Erlang doesn't do anything that's impossible in other languages. If a single CPU running an Erlang program is less efficient than the same CPU running a C++ program, then two hundred CPU's running Erlang will also be slower than two hundred CPU's running C++.
What Erlang does do is making this kind of parallelism easy to work with. It saves developer time and reduces the chance of bugs.
So I'm going to say no, there is no tipping point at which Erlang's parallelism allows it to outperform another language's numerical number-crunching strength.
Where Erlang scores is in making it easier to scale out and do so correctly. But it can still be done in other languages which are better at number-crunching, if you're willing to spend the extra development time.
And of course, let's not forget the good old point that languages don't have a speed.
A sufficiently good Erlang compiler would yield perfectly optimal code. A sufficiently bad C compiler would yield code that runs slower than anything else.
There is pressure to make Erlang execute numeric code faster. The HiPe compiler compiles to native code instead of the BEAM bytecode for example, and it probably has its most effective optimization on code on floating points where it can avoid boxing. This is very beneficial for floating point code, since it can store values directly in FPU registers.
For the majority of Erlang usage, Erlang is plenty fast as it is. They use Erlang to write always-up control systems where the most important speed measurement that matters is low latency responses. Performance under load tends to be IO-bound. These users tend to stay away from HiPe since it is not as flexible/malleable in debugging live systems.
Now that servers with 128Gb of RAM are not that uncommon, and there's no reason they'll get even more memory, some IO-bound problems might shift over to be somewhat CPU bound. That could be a driver.
You should follow HiPe for the development.
Your examples of image manipulations and matrix multiplications seem to me as very bad matches for Erlang though. Those are examples that benefit from vector/SIMD operations. Erlang is not good at parallellism (where one does the same thing to multiple values at once).
Erlang processes are MIMD, multiple instructions multiple data. Erlang does lots of branching behind pattern matching and recursive loops. That kills CPU instruction pipelining.

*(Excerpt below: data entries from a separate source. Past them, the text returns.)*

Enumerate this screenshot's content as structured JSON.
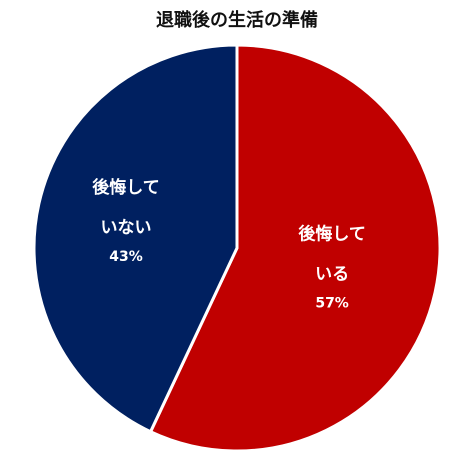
{
  "chart_data": {
    "type": "pie",
    "title": "退職後の生活の準備",
    "slices": [
      {
        "label_lines": [
          "後悔して",
          "いる"
        ],
        "value": 57,
        "pct_label": "57%",
        "color": "#c00000"
      },
      {
        "label_lines": [
          "後悔して",
          "いない"
        ],
        "value": 43,
        "pct_label": "43%",
        "color": "#002060"
      }
    ],
    "start": "12 o'clock",
    "direction": "clockwise",
    "slice_border_color": "#ffffff",
    "legend": "none"
  }
}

The best architecture for heavily parallellised problems are the GPUs. For programming GPUs in a functional language I see the best potential in using Haskell for creating programs targeting them. A GPU is basically a pure function from input data to output data. See the Lava project in Haskell for creating FPGA circuits, if it is possible to create circuits so cleanly in Haskell, it can't be harder to create program data for GPUs.
The Cell architecture is very nice for vectorizable problems as well.
I think the broader need is to point out that parallelism is not necessarily or even typically about speed.
It is about how to express algorithms or programs in which the sequence of activities is partial-ordered.